Reputation: 301
What does it mean by word addressed memory and byte addressed memory?
Upvotes: 1
Views: 184
Reputation: 1
Agree with Tom...in word access memory you can have whole 4 bytes when accessed to memory(like in AHB bus) For this type of memory,if u try to access byte you will get undefined behaviour
Upvotes: 0
Reputation: 9354
This is normally used in the context of the underlying hardware. Most systems nowadays have byte addressed memory. That is to say, that each byte in the memory can be individually addressed and fetched.
Some systems have word addressed memory, and pointer registers contain the addresses of individual words. Moreover, whenever memory is fetched, a whole word is fetched. If you need a specific byte, the compiler will fetch a word and then arrange to get the required byte out of that.
Note that on a system like that, using reinterpret_cast on a pointer is extremely dangerous, as the implementation will probably (for efficiency) keep pointers to word aligned thing as word pointers, and pointers to byte aligned things as byte pointers.

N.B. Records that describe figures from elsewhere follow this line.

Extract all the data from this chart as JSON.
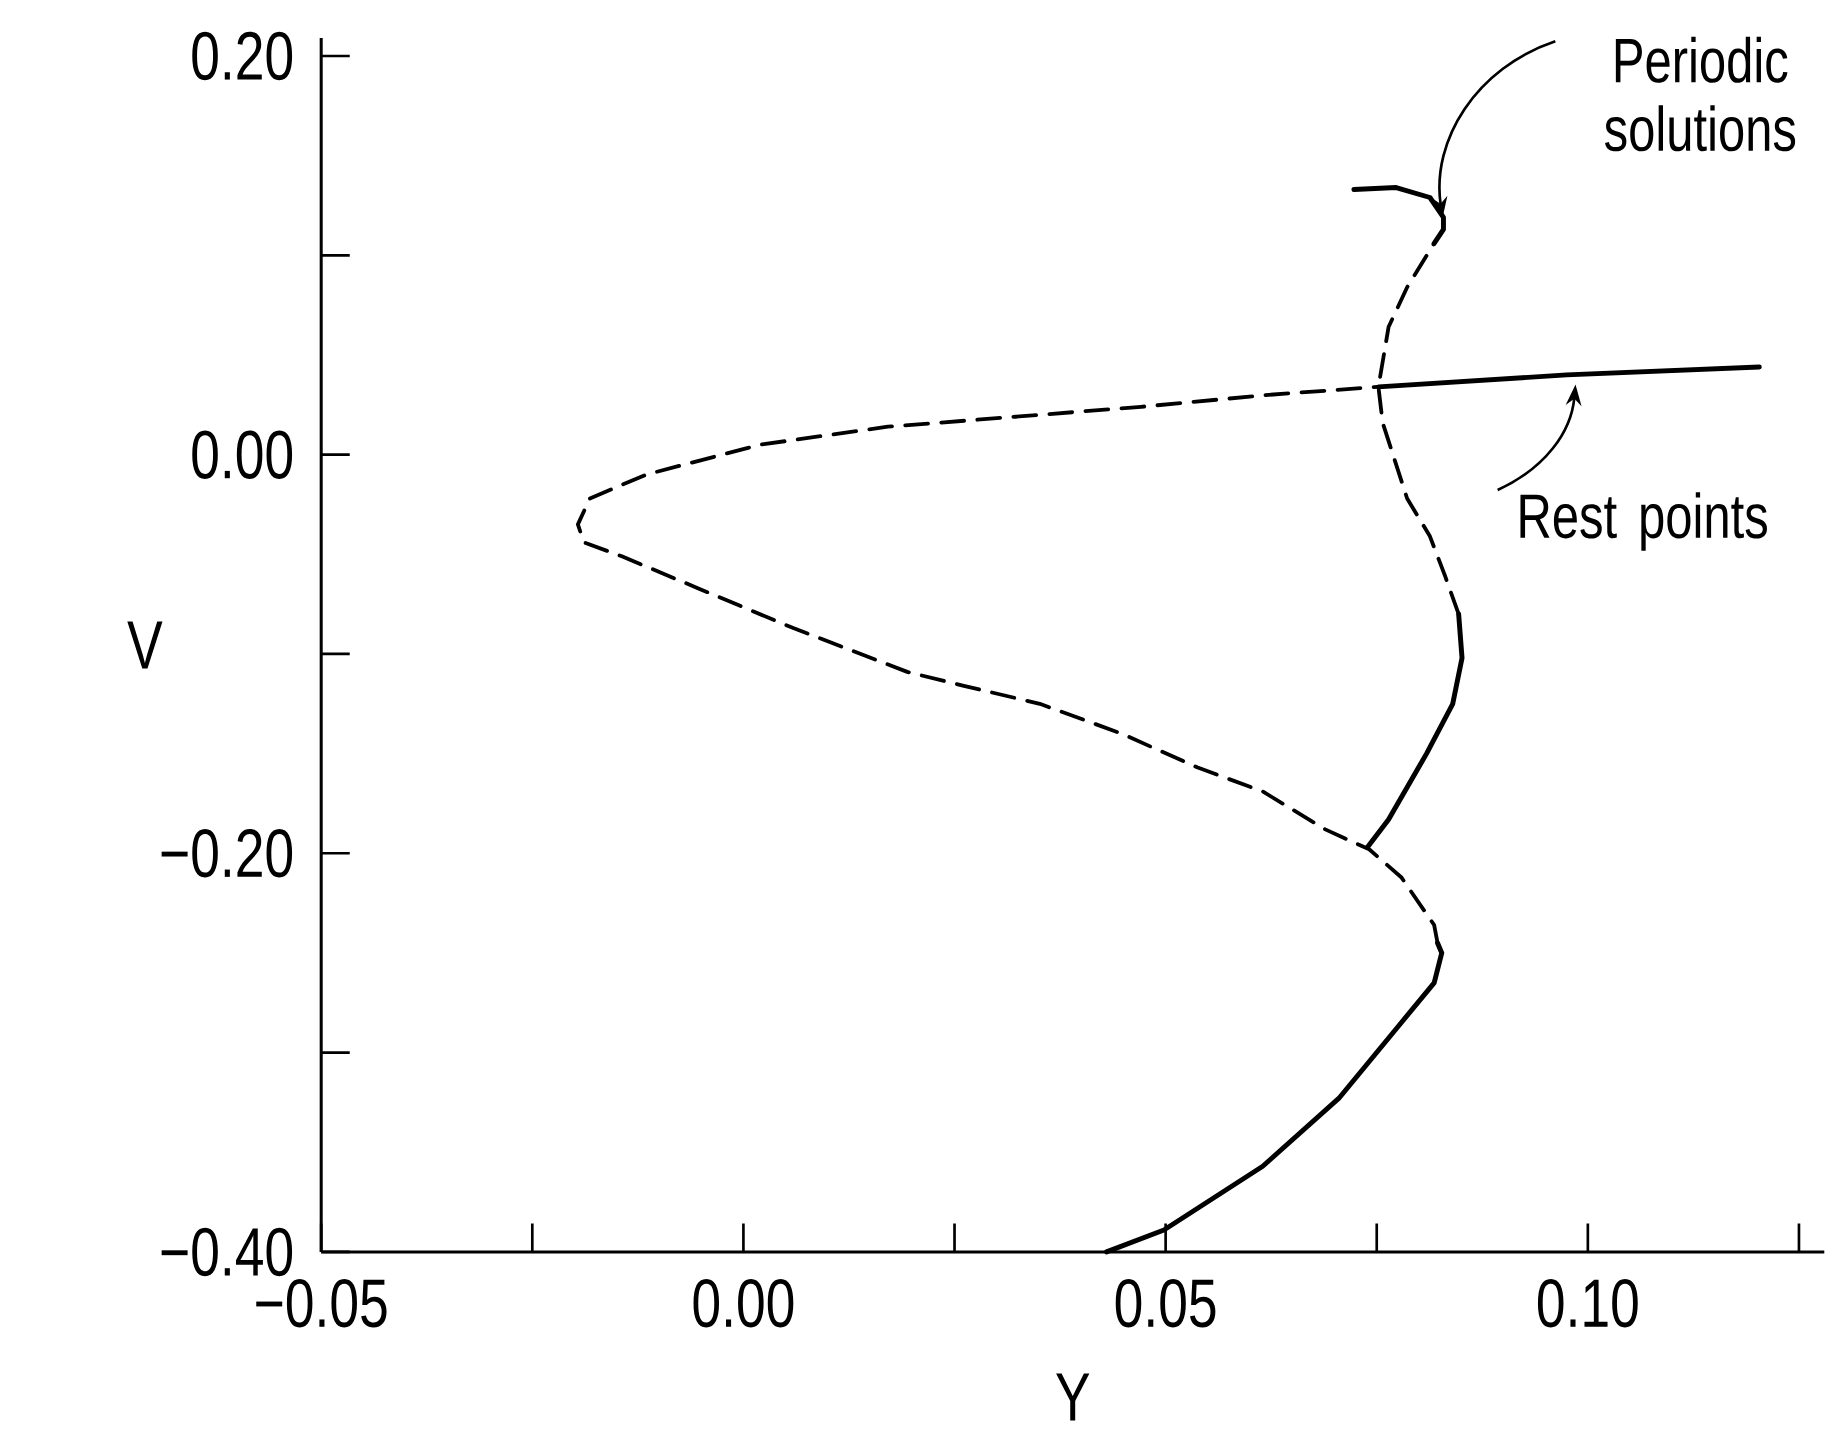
{
  "chart_data": {
    "type": "line",
    "xlabel": "Y",
    "ylabel": "V",
    "xlim": [
      -0.05,
      0.128
    ],
    "ylim": [
      -0.4,
      0.209
    ],
    "xticks": [
      {
        "value": -0.05,
        "label": "−0.05"
      },
      {
        "value": -0.025,
        "label": null
      },
      {
        "value": 0,
        "label": "0.00"
      },
      {
        "value": 0.025,
        "label": null
      },
      {
        "value": 0.05,
        "label": "0.05"
      },
      {
        "value": 0.075,
        "label": null
      },
      {
        "value": 0.1,
        "label": "0.10"
      },
      {
        "value": 0.125,
        "label": null
      }
    ],
    "yticks": [
      {
        "value": -0.4,
        "label": "−0.40"
      },
      {
        "value": -0.3,
        "label": null
      },
      {
        "value": -0.2,
        "label": "−0.20"
      },
      {
        "value": -0.1,
        "label": null
      },
      {
        "value": 0,
        "label": "0.00"
      },
      {
        "value": 0.1,
        "label": null
      },
      {
        "value": 0.2,
        "label": "0.20"
      }
    ],
    "marker": "none",
    "series": [
      {
        "color": "#000000",
        "line_style": "solid",
        "x": [
          0.043,
          0.0498,
          0.0615,
          0.0705,
          0.0779,
          0.0818,
          0.0827,
          0.0822
        ],
        "values": [
          -0.4,
          -0.389,
          -0.357,
          -0.323,
          -0.285,
          -0.265,
          -0.25,
          -0.245
        ]
      },
      {
        "color": "#000000",
        "line_style": "dashed",
        "x": [
          0.0822,
          0.0818,
          0.0779,
          0.0741,
          0.0689,
          0.0615,
          0.0538,
          0.0448,
          0.0351,
          0.0261,
          0.0194,
          0.0059,
          -0.0054,
          -0.0144,
          -0.0189,
          -0.0196,
          -0.0182,
          -0.0115,
          0.002,
          0.0171,
          0.0322,
          0.0471,
          0.0622,
          0.0752
        ],
        "values": [
          -0.245,
          -0.236,
          -0.212,
          -0.198,
          -0.188,
          -0.169,
          -0.157,
          -0.14,
          -0.125,
          -0.116,
          -0.109,
          -0.087,
          -0.067,
          -0.051,
          -0.044,
          -0.035,
          -0.022,
          -0.01,
          0.005,
          0.014,
          0.019,
          0.024,
          0.03,
          0.034
        ]
      },
      {
        "color": "#000000",
        "line_style": "solid",
        "x": [
          0.0752,
          0.0975,
          0.1203
        ],
        "values": [
          0.034,
          0.04,
          0.044
        ]
      },
      {
        "color": "#000000",
        "line_style": "solid",
        "x": [
          0.0739,
          0.0764,
          0.0809,
          0.084,
          0.0851,
          0.0847
        ],
        "values": [
          -0.197,
          -0.183,
          -0.15,
          -0.125,
          -0.102,
          -0.08
        ]
      },
      {
        "color": "#000000",
        "line_style": "dashed",
        "x": [
          0.0847,
          0.0831,
          0.0813,
          0.0786,
          0.0757,
          0.0752,
          0.0764,
          0.0786,
          0.0818
        ],
        "values": [
          -0.08,
          -0.061,
          -0.041,
          -0.022,
          0.016,
          0.034,
          0.064,
          0.084,
          0.106
        ]
      },
      {
        "color": "#000000",
        "line_style": "solid",
        "x": [
          0.0818,
          0.0829,
          0.0829,
          0.0813,
          0.0773,
          0.0723
        ],
        "values": [
          0.106,
          0.113,
          0.119,
          0.129,
          0.134,
          0.133
        ]
      }
    ],
    "annotations": [
      {
        "text": "Periodic solutions",
        "x": 0.0829,
        "y": 0.116
      },
      {
        "text": "Rest points",
        "x": 0.0986,
        "y": 0.038
      }
    ]
  }
}
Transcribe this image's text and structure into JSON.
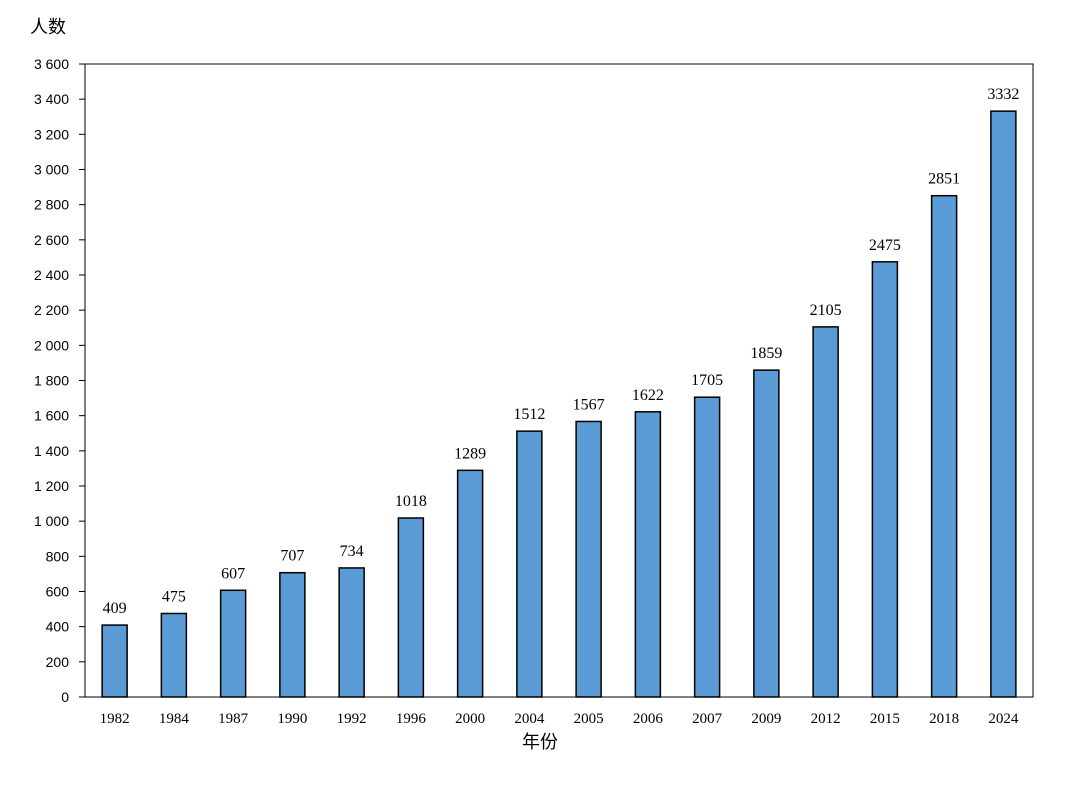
{
  "chart_data": {
    "type": "bar",
    "title": "",
    "xlabel": "年份",
    "ylabel": "人数",
    "ylim": [
      0,
      3600
    ],
    "yticks": [
      0,
      200,
      400,
      600,
      800,
      1000,
      1200,
      1400,
      1600,
      1800,
      2000,
      2200,
      2400,
      2600,
      2800,
      3000,
      3200,
      3400,
      3600
    ],
    "ytick_labels": [
      "0",
      "200",
      "400",
      "600",
      "800",
      "1 000",
      "1 200",
      "1 400",
      "1 600",
      "1 800",
      "2 000",
      "2 200",
      "2 400",
      "2 600",
      "2 800",
      "3 000",
      "3 200",
      "3 400",
      "3 600"
    ],
    "categories": [
      "1982",
      "1984",
      "1987",
      "1990",
      "1992",
      "1996",
      "2000",
      "2004",
      "2005",
      "2006",
      "2007",
      "2009",
      "2012",
      "2015",
      "2018",
      "2024"
    ],
    "values": [
      409,
      475,
      607,
      707,
      734,
      1018,
      1289,
      1512,
      1567,
      1622,
      1705,
      1859,
      2105,
      2475,
      2851,
      3332
    ],
    "grid": false,
    "legend": "none",
    "bar_color": "#5b9bd5",
    "bar_edge_color": "#000000"
  }
}
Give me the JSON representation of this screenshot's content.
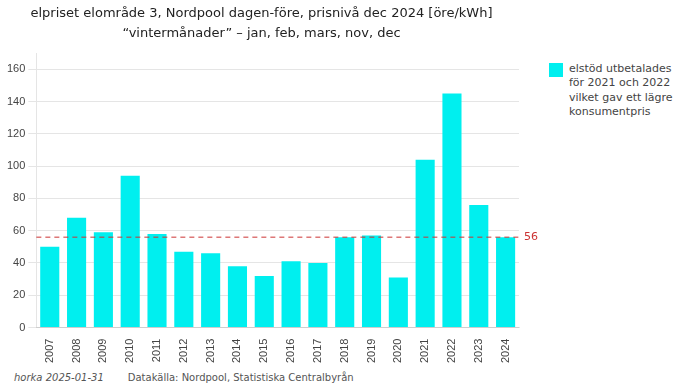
{
  "chart_data": {
    "type": "bar",
    "title": "elpriset elområde 3, Nordpool dagen-före, prisnivå dec 2024 [öre/kWh]",
    "subtitle": "“vintermånader” – jan, feb, mars, nov, dec",
    "categories": [
      "2007",
      "2008",
      "2009",
      "2010",
      "2011",
      "2012",
      "2013",
      "2014",
      "2015",
      "2016",
      "2017",
      "2018",
      "2019",
      "2020",
      "2021",
      "2022",
      "2023",
      "2024"
    ],
    "series": [
      {
        "name": "elstöd utbetalades\nför 2021 och 2022\nvilket gav ett lägre\nkonsumentpris",
        "color": "#00EFEF",
        "values": [
          50,
          68,
          59,
          94,
          58,
          47,
          46,
          38,
          32,
          41,
          40,
          56,
          57,
          31,
          104,
          145,
          76,
          56
        ]
      }
    ],
    "ylim": [
      0,
      170
    ],
    "yticks": [
      0,
      20,
      40,
      60,
      80,
      100,
      120,
      140,
      160
    ],
    "grid": true,
    "legend": "right",
    "annotations": [
      {
        "y": 56,
        "text": "56",
        "color": "#CC3333",
        "line_style": "dashed"
      }
    ],
    "footer": [
      "horka 2025-01-31",
      "Datakälla: Nordpool, Statistiska Centralbyrån"
    ]
  }
}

So if your memory looks a bit like this:
word X : aa ab ac ed
word X+1: ba bb bc bd
A pointer to word X will contain X, but a byte pointer to aa will contain X*4
reinterpret_cast<word *>(&aa)
will give you a word pointer of X*4 which will be embarrassingly wrong.
On a byte addressed machine, both word and byte pointers will contain X*4, so it is 'safe' (that is to say undefined behavior and confusing) to reinterpret_cast between the two.